The main aim of this study was to investigate the effect of different solvent in loading drugs on printable PVA filament. The impregnation method used has already been used in studies by Goyanes et al. where drug contents for 5-ASA- and FS-loaded PVA filaments were 0.063 ± 0.001% w/w and 0.29 ± 0.01% w/w, respectively [29,30]. In our study, we were able to achieve approximately three-fold and one-fold higher FS and 5-ASA drug-loading, respectively, compared to the studies of Goyanes et al. In particular, it was noted that MeOH-loaded drug filaments had significant improvement in drug-loading of polar FS and 5-ASA compared to EtOH, highlighting the importance of matching solvent drug polarity when using the drug impregnation method. Apart from solvent polarity, drug dielectric constant, solubility, as well as temperature and hygroscopicity can affect drug loading [42]. The presence of FS may have altered MeOH dielectric constant, facilitating H+ ion dissociation from 5-ASA, and increasing 5-ASA solubility in MeOH; this proposed synergistic effect requires further investigation [43,44,45,46].

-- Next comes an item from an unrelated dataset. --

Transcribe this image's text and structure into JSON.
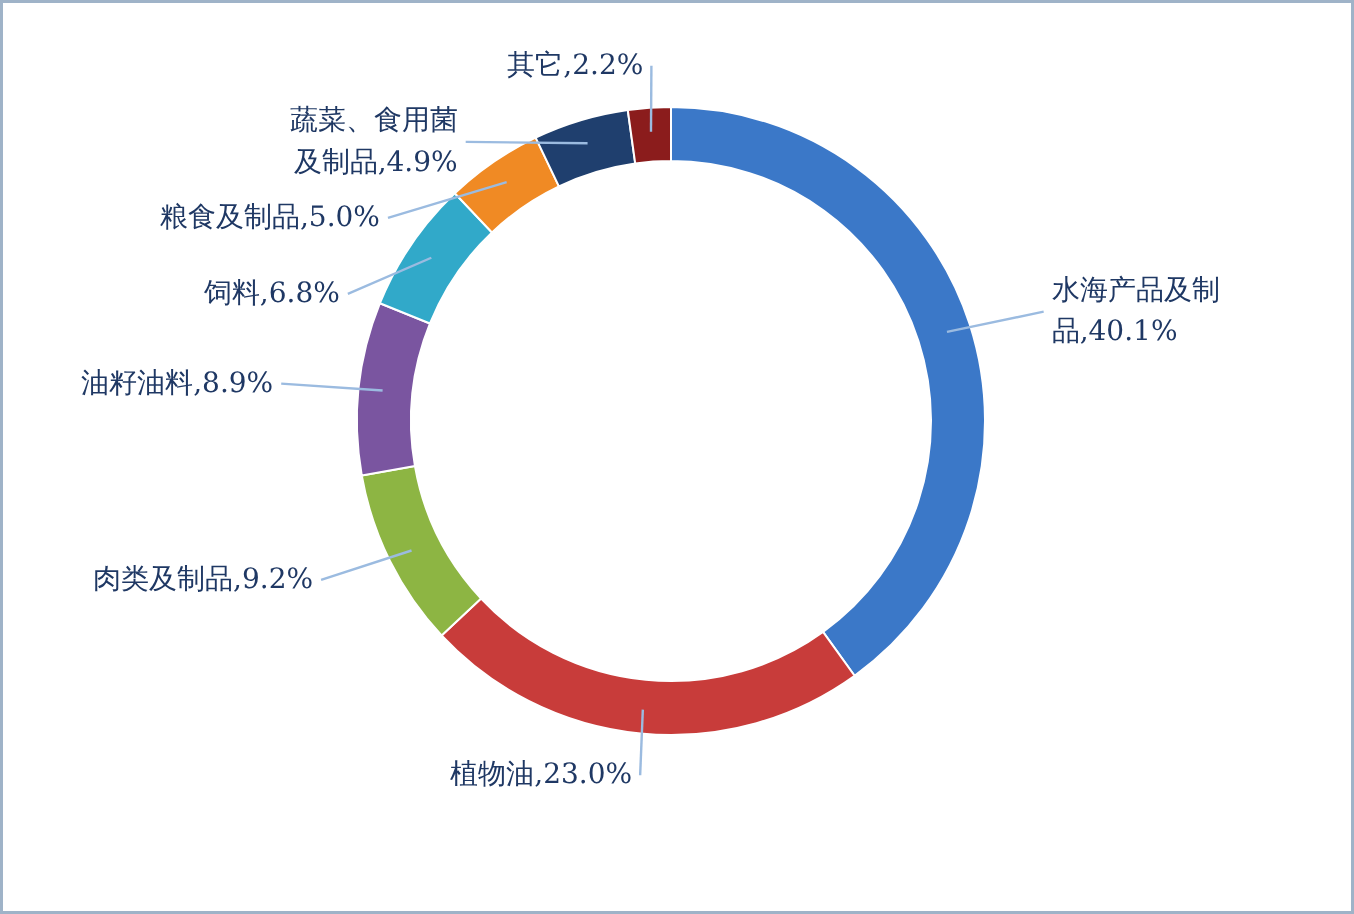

Our findings on changes in filament hardness before and after drug impregnation showed that drug and solvent molecules can interpose between polymer chains, weakening polymer–polymer interaction and increasing chains movements, resulting in reducing PVA filament hardness by more than 50% after drug-loading and solvent-soaking [47,48,49]. Because plasticizing effect has previously been found to increase with plasticizer concentration, FDC-MeOH filament, having significantly higher drug loading compared to single-drug filaments, resulted in lower hardness compared to other MeOH-loaded filaments.

The drug dissolution profile of the FDM-printed monolithic FDC tablet (FS and 5-ASA) was evaluated. The advantage of this drug product as a solid dispersion is based on the water-soluble matrix that provides activation energy to drive crystallization [28,50,51,52,53]. As drug release from PVA is also regulated by polymer dissolution, all printed tablets in the current study also exhibited spring-and-parachute profile with crystallization inhibited depending on PVA concentration.

The reason for rapid supersaturation resulting in higher maximum concentration could be that the system had insufficient time to induce crystallization when transformation from stable to metastable supersaturation state was quick [54,55]. In the current study, 5-ASA released from the the 3D-printed drug product had initial rapid de-supersaturation; however, the rate declined alongside with the reduction of 5-ASA in the system. This could be because polymer has a greater precipitation inhibitory effect at lower supersaturation [56,57,58].

5. Conclusions

The use of FDM 3DP technology in the pharmaceutical industry is hindered by several formulation challenges, which the current study aimed to address. This study investigated the solvent influence on optimal drug filament impregnation with an identification that MeOH possessed superior properties compared to EtOH for FS and 5-ASA. Using this method and solvent choice, reasonable drug loading of both FS and 5-ASA onto a single PVA filament was achieved. A 3D-printed solid dispersion FDC drug product was successfully designed and characterized with favourable release profiles and behaviours. Further studies using clinically relevant drugs would be advantageous for the advancement of the work in this area.